Iron and Copper serve as key co-constituents for numerous enzymes in a wide range of biological systems, and their elevated or impoverished levels in aqueous systems have dramatic consequences at organismal, ecosystem, and human health scales. Over the last decade these effects have increasingly been recognized to be important in ocean systems. Identifying sites and times where these metals cause negative environmental outcomes is greatly hampered by their comparatively sparse datasets. This problem is a direct consequence of the analytical challenge of obtaining accurate Fe and Cu determinations in saline waters at very low (trace) concentrations, and the limitations of ship-dependent sampling regimes.

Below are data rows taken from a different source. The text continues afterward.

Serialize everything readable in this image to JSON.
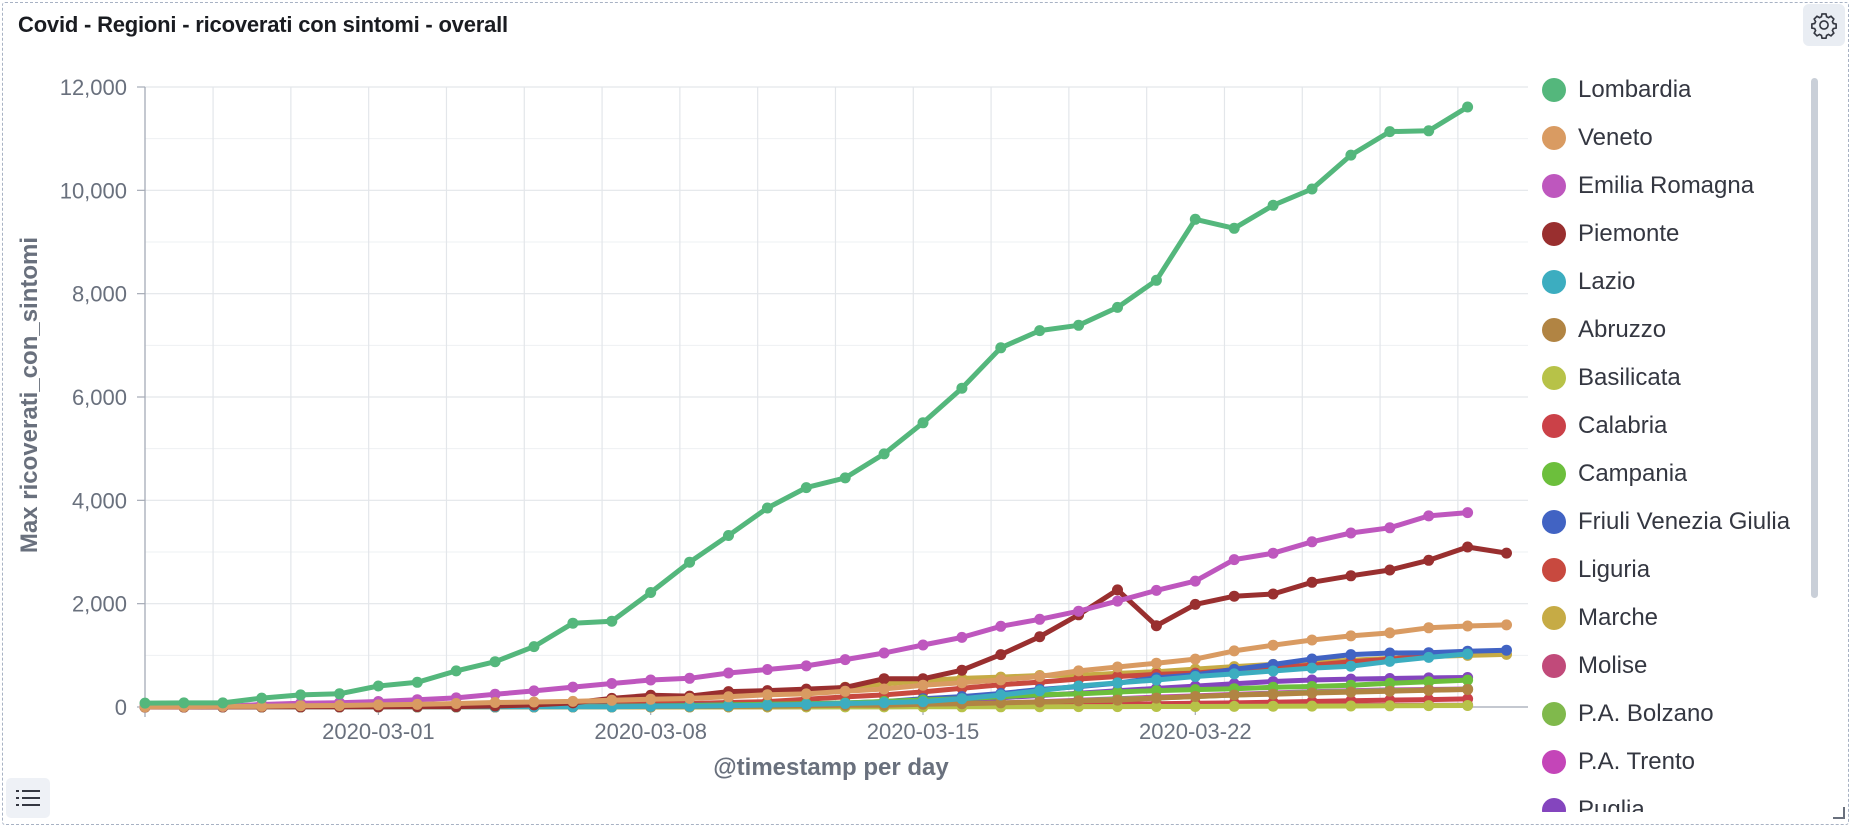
{
  "panel": {
    "title": "Covid - Regioni - ricoverati con sintomi - overall",
    "settings_icon": "gear-icon",
    "legend_toggle_icon": "list-icon"
  },
  "chart_data": {
    "type": "line",
    "title": "Covid - Regioni - ricoverati con sintomi - overall",
    "xlabel": "@timestamp per day",
    "ylabel": "Max ricoverati_con_sintomi",
    "x_tick_labels": [
      "2020-03-01",
      "2020-03-08",
      "2020-03-15",
      "2020-03-22"
    ],
    "y_tick_labels": [
      "0",
      "2,000",
      "4,000",
      "6,000",
      "8,000",
      "10,000",
      "12,000"
    ],
    "ylim": [
      0,
      12000
    ],
    "grid": true,
    "legend_position": "right",
    "x": [
      "2020-02-24",
      "2020-02-25",
      "2020-02-26",
      "2020-02-27",
      "2020-02-28",
      "2020-02-29",
      "2020-03-01",
      "2020-03-02",
      "2020-03-03",
      "2020-03-04",
      "2020-03-05",
      "2020-03-06",
      "2020-03-07",
      "2020-03-08",
      "2020-03-09",
      "2020-03-10",
      "2020-03-11",
      "2020-03-12",
      "2020-03-13",
      "2020-03-14",
      "2020-03-15",
      "2020-03-16",
      "2020-03-17",
      "2020-03-18",
      "2020-03-19",
      "2020-03-20",
      "2020-03-21",
      "2020-03-22",
      "2020-03-23",
      "2020-03-24",
      "2020-03-25",
      "2020-03-26",
      "2020-03-27",
      "2020-03-28",
      "2020-03-29",
      "2020-03-30",
      "2020-03-31"
    ],
    "series": [
      {
        "name": "Lombardia",
        "color": "#54b77c",
        "values": [
          76,
          79,
          79,
          172,
          235,
          256,
          406,
          478,
          698,
          877,
          1169,
          1622,
          1661,
          2217,
          2802,
          3319,
          3852,
          4247,
          4435,
          4898,
          5500,
          6171,
          6953,
          7285,
          7387,
          7735,
          8258,
          9439,
          9266,
          9711,
          10026,
          10681,
          11137,
          11152,
          11613,
          null,
          null
        ]
      },
      {
        "name": "Veneto",
        "color": "#d99b62",
        "values": [
          4,
          8,
          12,
          14,
          25,
          30,
          40,
          50,
          68,
          88,
          97,
          109,
          129,
          151,
          166,
          198,
          239,
          254,
          303,
          349,
          422,
          471,
          524,
          590,
          698,
          774,
          848,
          928,
          1085,
          1196,
          1297,
          1377,
          1435,
          1532,
          1568,
          1589,
          null
        ]
      },
      {
        "name": "Emilia Romagna",
        "color": "#be57be",
        "values": [
          10,
          11,
          12,
          49,
          71,
          83,
          107,
          141,
          177,
          246,
          312,
          386,
          454,
          522,
          556,
          658,
          725,
          796,
          917,
          1045,
          1200,
          1347,
          1561,
          1697,
          1854,
          2050,
          2257,
          2437,
          2852,
          2976,
          3198,
          3368,
          3468,
          3698,
          3762,
          null,
          null
        ]
      },
      {
        "name": "Piemonte",
        "color": "#992f2f",
        "values": [
          0,
          0,
          2,
          3,
          3,
          3,
          3,
          7,
          8,
          19,
          40,
          80,
          167,
          227,
          211,
          299,
          318,
          346,
          377,
          548,
          545,
          712,
          1014,
          1360,
          1784,
          2266,
          1574,
          1985,
          2144,
          2188,
          2414,
          2539,
          2651,
          2839,
          3096,
          2979,
          null
        ]
      },
      {
        "name": "Lazio",
        "color": "#3cadc0",
        "values": [
          3,
          3,
          3,
          3,
          3,
          3,
          3,
          3,
          3,
          3,
          3,
          3,
          3,
          13,
          16,
          23,
          36,
          50,
          67,
          85,
          104,
          161,
          233,
          316,
          407,
          467,
          522,
          590,
          640,
          697,
          753,
          790,
          882,
          960,
          1025,
          null,
          null
        ]
      },
      {
        "name": "Abruzzo",
        "color": "#b18443",
        "values": [
          0,
          0,
          0,
          0,
          0,
          1,
          1,
          1,
          1,
          1,
          2,
          3,
          3,
          5,
          7,
          11,
          17,
          23,
          32,
          33,
          54,
          64,
          80,
          97,
          119,
          133,
          173,
          203,
          232,
          248,
          270,
          288,
          306,
          324,
          339,
          null,
          null
        ]
      },
      {
        "name": "Basilicata",
        "color": "#b7c248",
        "values": [
          0,
          0,
          0,
          0,
          0,
          0,
          0,
          0,
          0,
          0,
          0,
          0,
          0,
          0,
          0,
          1,
          1,
          1,
          2,
          2,
          3,
          3,
          4,
          6,
          7,
          8,
          10,
          10,
          12,
          15,
          17,
          20,
          23,
          28,
          30,
          null,
          null
        ]
      },
      {
        "name": "Calabria",
        "color": "#cb4148",
        "values": [
          0,
          0,
          0,
          0,
          0,
          0,
          0,
          0,
          0,
          0,
          1,
          1,
          1,
          2,
          3,
          5,
          6,
          8,
          9,
          14,
          17,
          21,
          25,
          35,
          44,
          55,
          64,
          72,
          80,
          92,
          107,
          121,
          134,
          143,
          156,
          null,
          null
        ]
      },
      {
        "name": "Campania",
        "color": "#6cbf3c",
        "values": [
          0,
          0,
          0,
          0,
          2,
          2,
          4,
          4,
          5,
          8,
          10,
          12,
          15,
          20,
          28,
          40,
          53,
          62,
          78,
          107,
          135,
          161,
          200,
          239,
          253,
          291,
          318,
          337,
          354,
          382,
          396,
          420,
          459,
          489,
          521,
          null,
          null
        ]
      },
      {
        "name": "Friuli Venezia Giulia",
        "color": "#4163c3",
        "values": [
          0,
          0,
          0,
          0,
          0,
          0,
          7,
          7,
          10,
          10,
          12,
          15,
          20,
          25,
          33,
          44,
          52,
          60,
          78,
          104,
          159,
          201,
          262,
          339,
          395,
          463,
          563,
          622,
          728,
          822,
          929,
          1014,
          1046,
          1051,
          1080,
          1099,
          null
        ]
      },
      {
        "name": "Liguria",
        "color": "#c8493f",
        "values": [
          0,
          0,
          0,
          5,
          7,
          10,
          14,
          16,
          15,
          17,
          20,
          27,
          40,
          58,
          68,
          88,
          104,
          150,
          196,
          235,
          292,
          362,
          432,
          482,
          541,
          590,
          631,
          657,
          720,
          764,
          808,
          877,
          926,
          991,
          1030,
          null,
          null
        ]
      },
      {
        "name": "Marche",
        "color": "#c6ab45",
        "values": [
          0,
          0,
          0,
          1,
          2,
          4,
          6,
          8,
          14,
          25,
          40,
          62,
          95,
          125,
          167,
          210,
          258,
          316,
          383,
          446,
          510,
          553,
          579,
          610,
          613,
          650,
          684,
          734,
          781,
          824,
          865,
          904,
          940,
          978,
          998,
          1018,
          null
        ]
      },
      {
        "name": "Molise",
        "color": "#c14a7a",
        "values": [
          0,
          0,
          0,
          0,
          0,
          0,
          0,
          0,
          0,
          0,
          0,
          0,
          1,
          1,
          3,
          5,
          6,
          6,
          7,
          8,
          9,
          10,
          12,
          13,
          14,
          17,
          19,
          21,
          23,
          25,
          27,
          29,
          31,
          33,
          35,
          null,
          null
        ]
      },
      {
        "name": "P.A. Bolzano",
        "color": "#80b94c",
        "values": [
          0,
          0,
          0,
          0,
          0,
          0,
          0,
          0,
          0,
          0,
          0,
          1,
          1,
          2,
          3,
          4,
          6,
          10,
          14,
          20,
          33,
          46,
          64,
          90,
          120,
          150,
          174,
          201,
          232,
          257,
          283,
          300,
          317,
          328,
          345,
          null,
          null
        ]
      },
      {
        "name": "P.A. Trento",
        "color": "#c445b8",
        "values": [
          0,
          0,
          0,
          0,
          0,
          0,
          0,
          0,
          0,
          0,
          1,
          1,
          2,
          4,
          5,
          7,
          10,
          16,
          25,
          35,
          47,
          60,
          78,
          102,
          132,
          161,
          192,
          215,
          244,
          271,
          297,
          316,
          331,
          339,
          348,
          null,
          null
        ]
      },
      {
        "name": "Puglia",
        "color": "#8445be",
        "values": [
          0,
          0,
          0,
          0,
          0,
          0,
          0,
          1,
          2,
          4,
          6,
          10,
          14,
          20,
          26,
          34,
          44,
          55,
          70,
          89,
          112,
          141,
          180,
          222,
          265,
          313,
          360,
          404,
          450,
          494,
          523,
          540,
          551,
          563,
          570,
          null,
          null
        ]
      }
    ]
  }
}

The PI?s request funding to build on research and technology advances in the Tripp, Wells and King laboratories to develop active nanostructures that can serve as platforms amenable for detection of a wide range of environmentally important dissolved metals in seawater. Preliminary work has validated a biologically-inspired sensor platform in the subarctic N. Pacific, providing the first demonstration of dissolved Fe measurements at very low (<50 pM) concentrations in oceanic waters by a solid state sensor. The proposed work will 1) optimize this prototype sensor by tuning the active nanostructures to measure dissolved Fe and Cu, and 2) develop a detection device that migrates the current ship-board method to operate on rosette profiling platforms as well as on moorings and autonomous vehicles.
Broader Impacts:
This project has the potential to further develop a sensor that will provide unique information about the chemical speciation of the biologically important metals Fe and Cu. The work proposed here fills an important need for high spatial and temporal resolution data of these metals identified as priority by researchers in marine chemistry and marine biogeochemistry. This interdisciplinary approach has the potential to fill an analytical void for data that continues to stymie efforts to understand how and Cu and more specifically Fe availability in the oceans modulates the cycling of carbon and nitrogen in the marine environment. The proposal is well balanced in its goal of marrying nanotechnology with IR spectroscopy to address a analytical void while providing specific support for the training of students at the undergraduate and graduate levels. The PIs plan to develop minority student involvement in their research. This will have the most important impact, since bringing smart students into our field and stimulating young students to consider careers in science is essential for the continued growth of our national science capabilities.